Представление это пришлось окутать величайшей тайной. Бенджамен выждал, пока отец с матерью уйдут из дому. Знай они, что он затеял, они бы просто рассвирепели. С меня он взял честное слово держать все в секрете, заставил поклясться жизнью моей матери, что я ни одной душе ни слова не скажу, и вечером за руку провел меня в свою комнату. Окно он завесил плотным, темным солдатским одеялом назло всем сплетникам и любителям подглядывать. Заткнул все щели и трещины в двери и стенах, чтоб со стороны было не так слышно. И завел патефон.
— Больно ты мудришь, стоит ли игра свеч?
— Будь уверена, ты этого век не забудешь. Это будет самое замечательное событие в твоей жизни и в моей тоже.
Сперва он все подшучивал над собой, но потом увлекся и уже не стеснялся. Он танцевал самозабвенно. В него точно бес вселился. Он весь отдался танцу, прямо какое-то сияние от него исходило. От его вида, от звона гитары я стала как пьяная. Лицо его светилось, и на меня опять нахлынула та неистовая, пугающая жажда чего-то небывало прекрасного, которую мы с ним когда-то уже изведали. А потом все кончилось. Мы в упор глядели друг на друга. Мы испепеляли друг друга взглядом. Мы ненавидели друг друга, как заклятые враги. Он совсем задохнулся. Повалился поперек кровати, и лежал не шевелясь, и широко раскрытыми глазами смотрел в потолок. И вдруг без удивления, без страха я подумала: а ведь он умрет. Умрет ли прямо сейчас, у меня на глазах, я не знала, да это было и неважно. Но он умрет. Я ощутила под ладонью громовые удары его сердца, коснулась губами яростно бьющейся жилки на шее и ждала — вот оно, теперь начнется.

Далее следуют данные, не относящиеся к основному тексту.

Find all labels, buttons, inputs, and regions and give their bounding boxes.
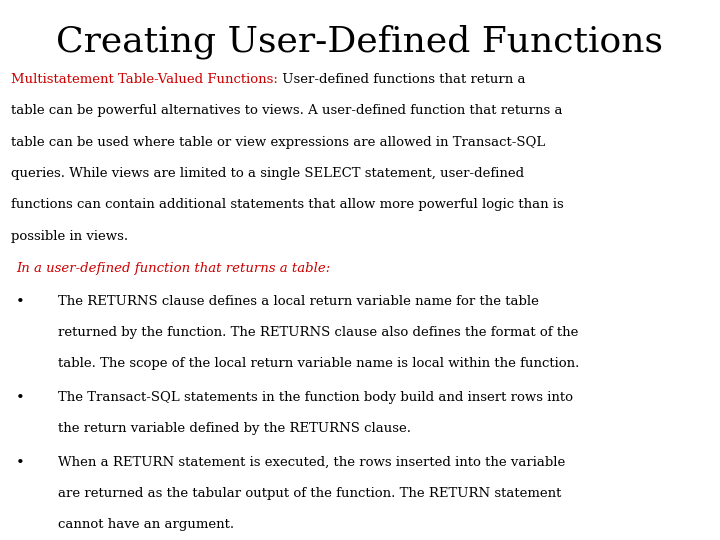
Text: In a user-defined function that returns a table:: In a user-defined function that returns …	[17, 262, 330, 275]
Text: the return variable defined by the RETURNS clause.: the return variable defined by the RETUR…	[58, 422, 410, 435]
Text: Creating User-Defined Functions: Creating User-Defined Functions	[56, 24, 664, 59]
Text: possible in views.: possible in views.	[11, 230, 128, 242]
Text: When a RETURN statement is executed, the rows inserted into the variable: When a RETURN statement is executed, the…	[58, 456, 565, 469]
Text: •: •	[16, 295, 24, 309]
Text: •: •	[16, 391, 24, 405]
Text: are returned as the tabular output of the function. The RETURN statement: are returned as the tabular output of th…	[58, 487, 561, 500]
Text: queries. While views are limited to a single SELECT statement, user-defined: queries. While views are limited to a si…	[11, 167, 524, 180]
Text: The RETURNS clause defines a local return variable name for the table: The RETURNS clause defines a local retur…	[58, 295, 539, 308]
Text: cannot have an argument.: cannot have an argument.	[58, 518, 234, 531]
Text: table can be powerful alternatives to views. A user-defined function that return: table can be powerful alternatives to vi…	[11, 104, 562, 117]
Text: functions can contain additional statements that allow more powerful logic than : functions can contain additional stateme…	[11, 198, 564, 211]
Text: User-defined functions that return a: User-defined functions that return a	[278, 73, 525, 86]
Text: table can be used where table or view expressions are allowed in Transact-SQL: table can be used where table or view ex…	[11, 136, 545, 148]
Text: The Transact-SQL statements in the function body build and insert rows into: The Transact-SQL statements in the funct…	[58, 391, 572, 404]
Text: returned by the function. The RETURNS clause also defines the format of the: returned by the function. The RETURNS cl…	[58, 326, 578, 339]
Text: table. The scope of the local return variable name is local within the function.: table. The scope of the local return var…	[58, 357, 579, 370]
Text: Multistatement Table-Valued Functions:: Multistatement Table-Valued Functions:	[11, 73, 278, 86]
Text: •: •	[16, 456, 24, 470]
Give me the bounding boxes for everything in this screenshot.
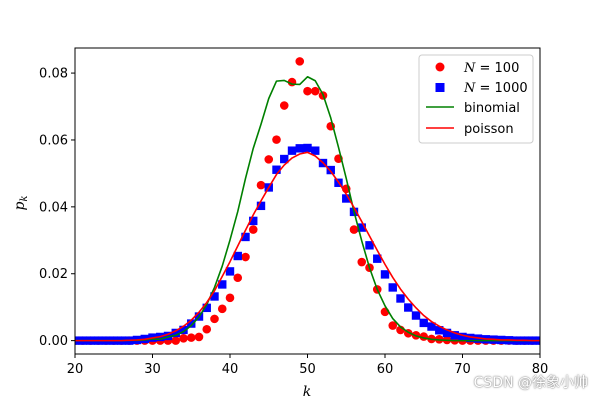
point-n100 xyxy=(210,314,219,324)
point-n1000 xyxy=(287,146,297,155)
point-n1000 xyxy=(210,292,219,301)
y-tick-label: 0.08 xyxy=(39,67,68,82)
point-n1000 xyxy=(256,201,266,211)
legend: N = 100 N = 1000 binomial poisson xyxy=(418,54,534,144)
point-n100 xyxy=(179,333,188,343)
point-n1000 xyxy=(326,165,335,175)
point-n1000 xyxy=(373,254,382,263)
y-axis-label-sub: k xyxy=(19,195,30,201)
point-n100 xyxy=(217,304,227,314)
point-n100 xyxy=(357,257,367,267)
point-n100 xyxy=(303,86,312,96)
point-n1000 xyxy=(342,194,351,203)
legend-marker-n1000 xyxy=(435,83,445,92)
point-n100 xyxy=(248,225,258,234)
point-n1000 xyxy=(249,216,258,226)
point-n1000 xyxy=(171,328,180,338)
line-poisson xyxy=(75,151,540,342)
y-tick-label: 0.02 xyxy=(39,267,68,282)
legend-marker-n100 xyxy=(435,62,445,72)
y-axis: 0.00 0.02 0.04 0.06 0.08 xyxy=(39,67,75,349)
point-n100 xyxy=(295,57,305,66)
point-n100 xyxy=(225,293,235,303)
point-n100 xyxy=(349,225,359,234)
legend-label-binomial: binomial xyxy=(464,101,520,116)
point-n1000 xyxy=(187,319,196,328)
point-n1000 xyxy=(404,303,413,312)
x-tick-label: 20 xyxy=(67,362,84,377)
svg-text:pk: pk xyxy=(12,195,30,210)
x-tick-label: 30 xyxy=(144,362,161,377)
point-n1000 xyxy=(396,294,405,303)
point-n1000 xyxy=(427,322,436,331)
point-n1000 xyxy=(458,332,467,342)
point-n1000 xyxy=(303,143,312,153)
point-n1000 xyxy=(388,283,397,292)
line-binomial xyxy=(75,75,540,342)
point-n1000 xyxy=(380,270,390,279)
point-n1000 xyxy=(202,303,211,313)
point-n100 xyxy=(264,155,274,164)
point-n100 xyxy=(202,324,212,334)
point-n1000 xyxy=(233,251,242,261)
point-n1000 xyxy=(435,326,444,335)
watermark: CSDN @徐象小帅 xyxy=(473,375,588,391)
point-n100 xyxy=(186,333,196,342)
point-n1000 xyxy=(311,146,320,155)
y-tick-label: 0.00 xyxy=(39,334,68,349)
legend-box xyxy=(418,54,534,144)
y-tick-label: 0.04 xyxy=(39,200,68,215)
point-n1000 xyxy=(280,154,289,164)
point-n100 xyxy=(310,86,320,96)
y-axis-label-base: p xyxy=(12,202,28,211)
x-axis: 20 30 40 50 60 70 80 xyxy=(67,354,549,377)
point-n100 xyxy=(171,336,181,345)
point-n100 xyxy=(256,180,266,190)
y-tick-label: 0.06 xyxy=(39,133,68,148)
point-n1000 xyxy=(225,267,235,276)
point-n1000 xyxy=(450,331,459,340)
x-tick-label: 50 xyxy=(299,362,316,377)
point-n100 xyxy=(241,252,250,262)
point-n1000 xyxy=(179,325,188,335)
series-layer xyxy=(75,57,540,345)
point-n1000 xyxy=(295,144,304,153)
point-n1000 xyxy=(411,311,421,320)
point-n100 xyxy=(194,332,204,342)
legend-label-poisson: poisson xyxy=(464,122,514,137)
point-n100 xyxy=(279,101,289,110)
legend-label-n1000: N = 1000 xyxy=(463,81,528,96)
point-n100 xyxy=(388,321,398,330)
point-n100 xyxy=(272,135,281,144)
point-n100 xyxy=(233,273,243,283)
point-n1000 xyxy=(218,280,227,289)
y-axis-label: pk xyxy=(12,195,30,210)
x-tick-label: 60 xyxy=(377,362,394,377)
point-n1000 xyxy=(357,223,366,232)
point-n1000 xyxy=(442,328,452,338)
point-n1000 xyxy=(419,318,428,328)
x-tick-label: 70 xyxy=(454,362,471,377)
x-tick-label: 80 xyxy=(532,362,549,377)
point-n1000 xyxy=(272,165,281,174)
legend-label-n100: N = 100 xyxy=(463,61,519,76)
point-n1000 xyxy=(365,241,374,250)
point-n1000 xyxy=(241,232,250,242)
x-axis-label: k xyxy=(303,384,311,400)
x-tick-label: 40 xyxy=(222,362,239,377)
point-n1000 xyxy=(466,333,475,343)
point-n1000 xyxy=(163,331,173,341)
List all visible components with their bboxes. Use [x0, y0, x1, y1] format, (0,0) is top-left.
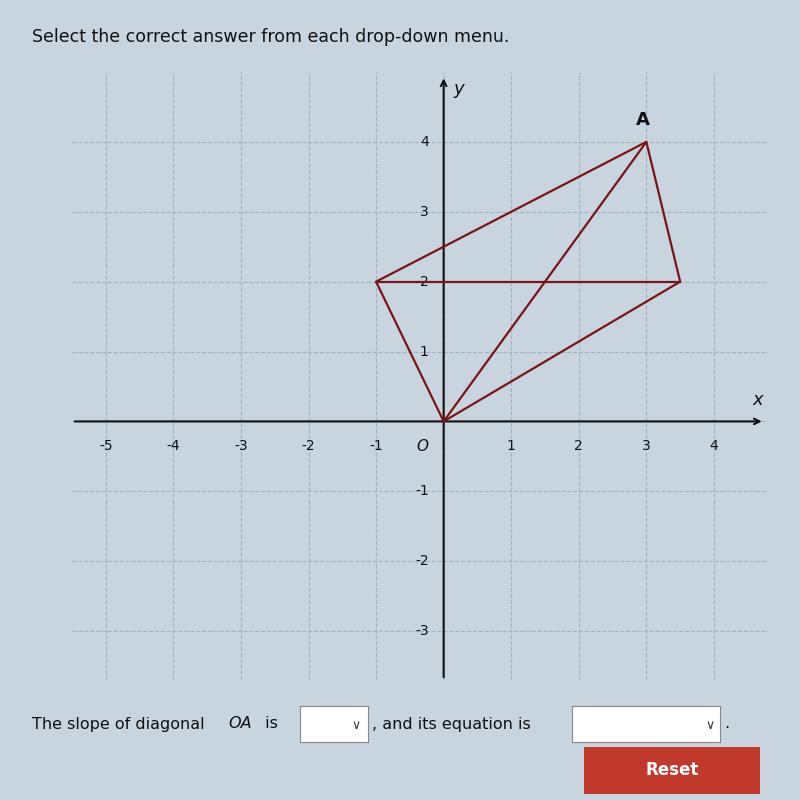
Text: -4: -4	[166, 439, 180, 453]
Text: 1: 1	[420, 345, 429, 358]
Text: 3: 3	[642, 439, 650, 453]
Text: Reset: Reset	[646, 762, 698, 779]
Text: x: x	[753, 391, 763, 409]
Text: 4: 4	[710, 439, 718, 453]
Text: A: A	[636, 111, 650, 130]
Text: 2: 2	[574, 439, 583, 453]
Text: -3: -3	[234, 439, 248, 453]
Text: -1: -1	[415, 484, 429, 498]
Text: ∨: ∨	[351, 719, 360, 732]
Text: ∨: ∨	[705, 719, 714, 732]
Text: 1: 1	[506, 439, 516, 453]
Text: The slope of diagonal: The slope of diagonal	[32, 717, 210, 731]
Text: 3: 3	[420, 205, 429, 218]
Text: -2: -2	[415, 554, 429, 568]
Text: -2: -2	[302, 439, 315, 453]
FancyBboxPatch shape	[578, 747, 766, 794]
Text: -1: -1	[370, 439, 383, 453]
Text: OA: OA	[228, 717, 252, 731]
Text: O: O	[417, 439, 429, 454]
Text: Select the correct answer from each drop-down menu.: Select the correct answer from each drop…	[32, 28, 510, 46]
Text: y: y	[454, 80, 465, 98]
Text: .: .	[724, 717, 729, 731]
Text: 2: 2	[420, 274, 429, 289]
Text: 4: 4	[420, 135, 429, 149]
Text: , and its equation is: , and its equation is	[372, 717, 530, 731]
Text: -3: -3	[415, 624, 429, 638]
Text: -5: -5	[99, 439, 113, 453]
Text: is: is	[260, 717, 278, 731]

— Все равно пропадать… — с трудом выговорил Бенджамен, он уже немного отдышался. — Все равно пропадать…
Потом спросил:
— Думаешь, я спятил?
— Почему это?
— Да вот что так плясал?
— Ничего ты не спятил.
— А вид был дурацкий?
— Тебя это очень беспокоит?
— Ни капельки.
— Вовсе не дурацкий. Было очень красиво, просто чудо.
— Если кто узнает, что я любил такие танцы, скажут, я был дурак.
— Да кто скажет? Только такие, для кого все дурь и чепуха, раз они этого сами не знают и знать не хотят.
— До болезни я тренировался. С того вечера, как мы смотрели тех поддельных испанцев, — помнишь? Они мне очень понравились. Я люблю так танцевать. Тут не просто танцуешь. Верно? Как по-твоему? Уж ты поверь, ни от какого фокстрота так не загоришься, фламенко — это совсем другое.
И пошли, потянулись один за другим. Мужчины и женщины… зеваки, прикидываются печальными, а самим просто любопытно… склоняют головы, у всех такие скорбные, пристойные лица, все ведут себя как положено. Снимают шляпы. На глазах слезы. Глубочайшее сочувствие. Молчат. Перешептываются…
—…какое горе…
—…совсем молоденький…
—…хорошо умереть молодым…
—…несчастная мать…
—…какая утрата…
А все-таки он еще раз был счастлив, весь опять засветился.